Sei i punti contestati dall’autorità giudiziaria, espressioni di condotte che hanno indotto il gip a chiedere il sequestro preventivo dell’area di stoccaggio. “Da una parte la questione delle emissioni odorigene, “accusa” più grave – spiegano i dirigenti -dall’altra la non ottemperanza alle prescrizioni imposte dall’Autorizzazione Integrata Ambientale, discutibili o “risolvibili” con il pagamento di una multa”. Come per esempio l’inadeguata manutenzione dei capannoni e delle vasche di contenimento dei fanghi pericolosi, la pavimentazione dell’area industriale, la irregolare procedura di trattamento delle terre contaminate con la conseguenza di reimmettere nel circuito commerciale inerti frammisti a rifiuti vari, l’insufficienza generale delle dotazioni tecniche con cui si svolgerebbe l’attività di trattamento e recupero.

Per quanto riguarda le vasche di trattamento dei fanghi si tratta di strutture coperte. Ci hanno contestato che alcune parti restano scoperte con la conseguente uscita di odor – spiega l’ex amministratore delegato Nazzareno Cappellini –  I militari sostengono che le aperture portano all’esterno gli odori. Ma tutto l’impianto è soggetto ad aspirazioni con tanto di camino di emissione autorizzato dall’area. Stando ai nostri rilievi è tecnicamente impossibile che questi miasmi escano da qui”. Si tratta di quei miasmi che avrebbero indotto alcuni cittadini delle abitazioni circostanti a costituirsi come comitato e far partire le segnalazioni. “Cinque persone che evidentemente non hanno idea di che cosa sia la cultura ambientale perché nella zona ci sono tante altre aziende responsabili della fuoriuscita di cattivi odori”.

 La difesa di Rovereta srl passa in linea astratta passa dalla mission espressa dal punto di vista aziendale.I terreni inquinati con idrocarburi che noi sottoponiamo a procedimenti in grado di ripulirli e renderli riutilizzabili è un processo considerabile di economia circolare. In pratica senza queste lavorazioni i terreni finirebbero nelle discariche. Dai terreni, inoltre noi recuperiamo olio che viene rivenduto sul mercato”, ha spiegato Pivi.

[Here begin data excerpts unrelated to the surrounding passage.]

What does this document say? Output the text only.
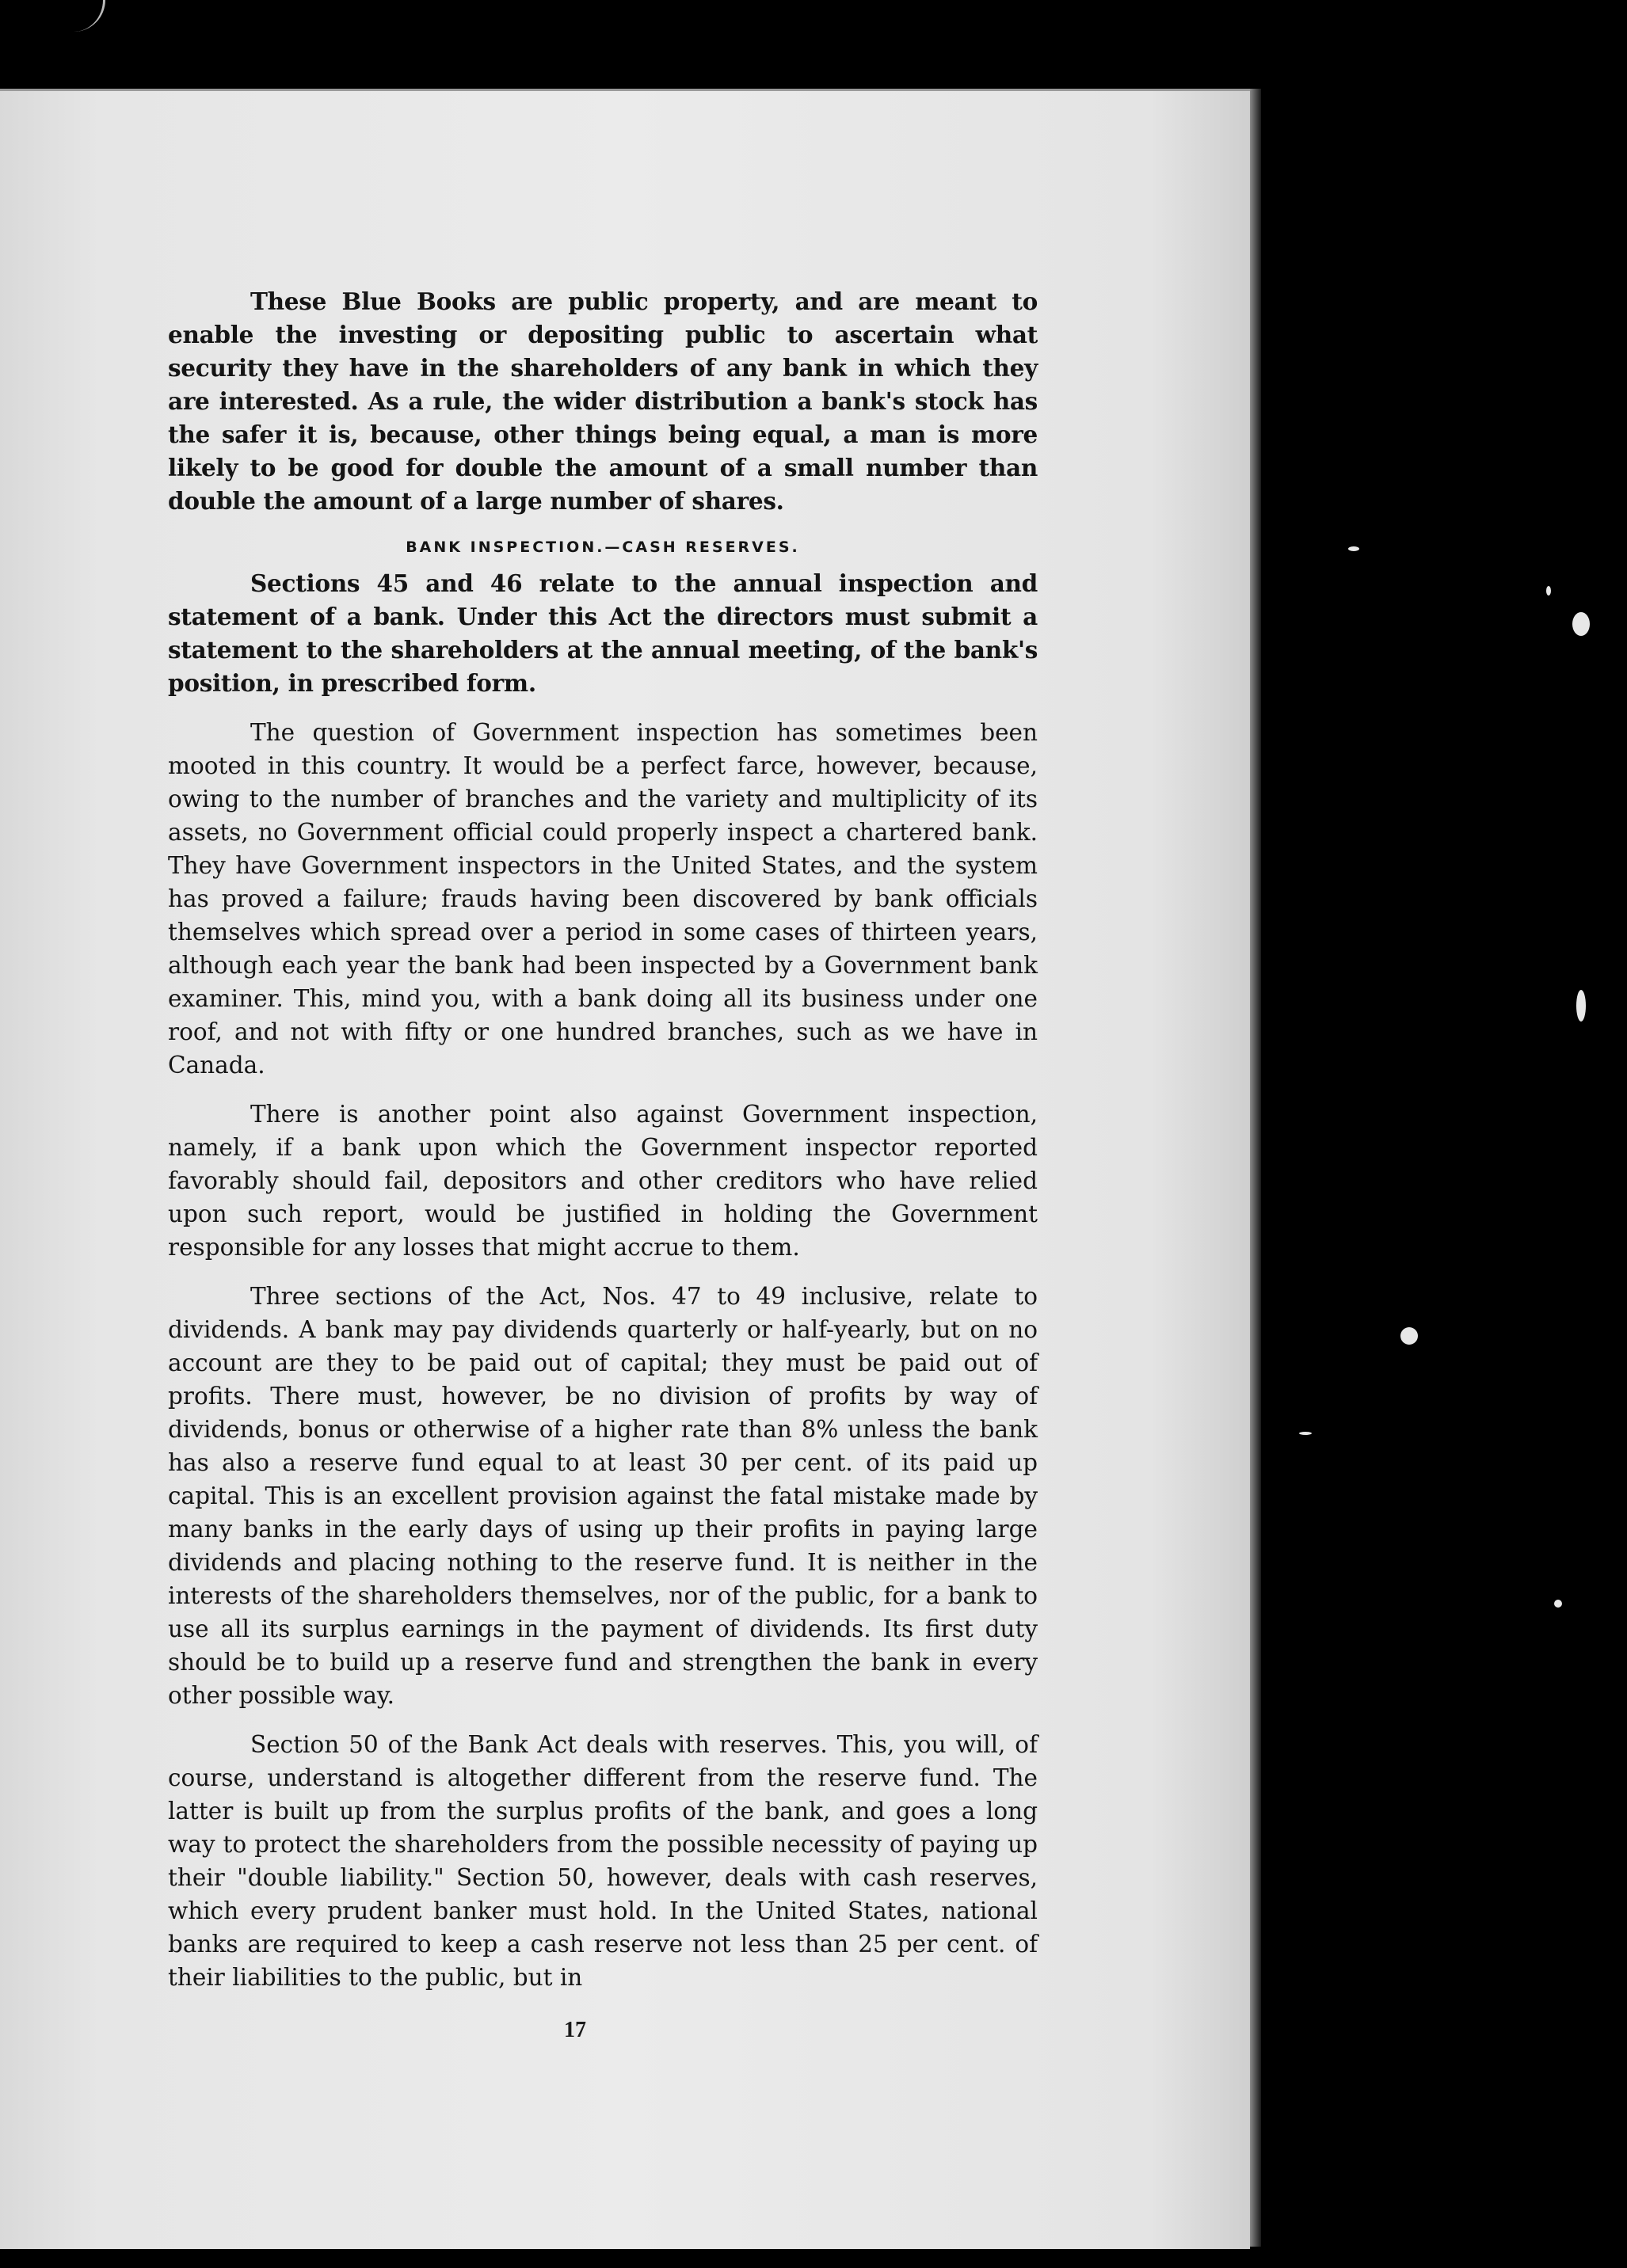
These Blue Books are public property, and are meant to enable the investing or depositing public to ascertain what security they have in the shareholders of any bank in which they are interested. As a rule, the wider distribution a bank's stock has the safer it is, because, other things being equal, a man is more likely to be good for double the amount of a small number than double the amount of a large number of shares.

BANK INSPECTION.—CASH RESERVES.

Sections 45 and 46 relate to the annual inspection and statement of a bank. Under this Act the directors must submit a statement to the shareholders at the annual meeting, of the bank's position, in prescribed form.

The question of Government inspection has sometimes been mooted in this country. It would be a perfect farce, however, because, owing to the number of branches and the variety and multiplicity of its assets, no Government official could properly inspect a chartered bank. They have Government inspectors in the United States, and the system has proved a failure; frauds having been discovered by bank officials themselves which spread over a period in some cases of thirteen years, although each year the bank had been inspected by a Government bank examiner. This, mind you, with a bank doing all its business under one roof, and not with fifty or one hundred branches, such as we have in Canada.

There is another point also against Government inspection, namely, if a bank upon which the Government inspector reported favorably should fail, depositors and other creditors who have relied upon such report, would be justified in holding the Government responsible for any losses that might accrue to them.

Three sections of the Act, Nos. 47 to 49 inclusive, relate to dividends. A bank may pay dividends quarterly or half-yearly, but on no account are they to be paid out of capital; they must be paid out of profits. There must, however, be no division of profits by way of dividends, bonus or otherwise of a higher rate than 8% unless the bank has also a reserve fund equal to at least 30 per cent. of its paid up capital. This is an excellent provision against the fatal mistake made by many banks in the early days of using up their profits in paying large dividends and placing nothing to the reserve fund. It is neither in the interests of the shareholders themselves, nor of the public, for a bank to use all its surplus earnings in the payment of dividends. Its first duty should be to build up a reserve fund and strengthen the bank in every other possible way.

Section 50 of the Bank Act deals with reserves. This, you will, of course, understand is altogether different from the reserve fund. The latter is built up from the surplus profits of the bank, and goes a long way to protect the shareholders from the possible necessity of paying up their "double liability." Section 50, however, deals with cash reserves, which every prudent banker must hold. In the United States, national banks are required to keep a cash reserve not less than 25 per cent. of their liabilities to the public, but in

17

Sia Petroltecnica spa che Rovereta Srl lamentano inoltre i danni derivati dai provvedimenti disposti. “Un accanimento giudiziario – spiegano in coro i tre dirigenti – con conseguenze potenzialmente molto dannose qualora non fosse disposto il dissequestro. Dal punto di visto commerciale entrambe le aziende sia Petroltecnica che Rovereta stanno già facendo i conti con il fatto che diversi stakeholders stanno prendendo le distanze da noi. E tutto questo, se non verrà chiarito in fretta potrebbe avere ripercussioni sui lavoratori occupati nelle due aziende, a partire da quelli di Rovereta”.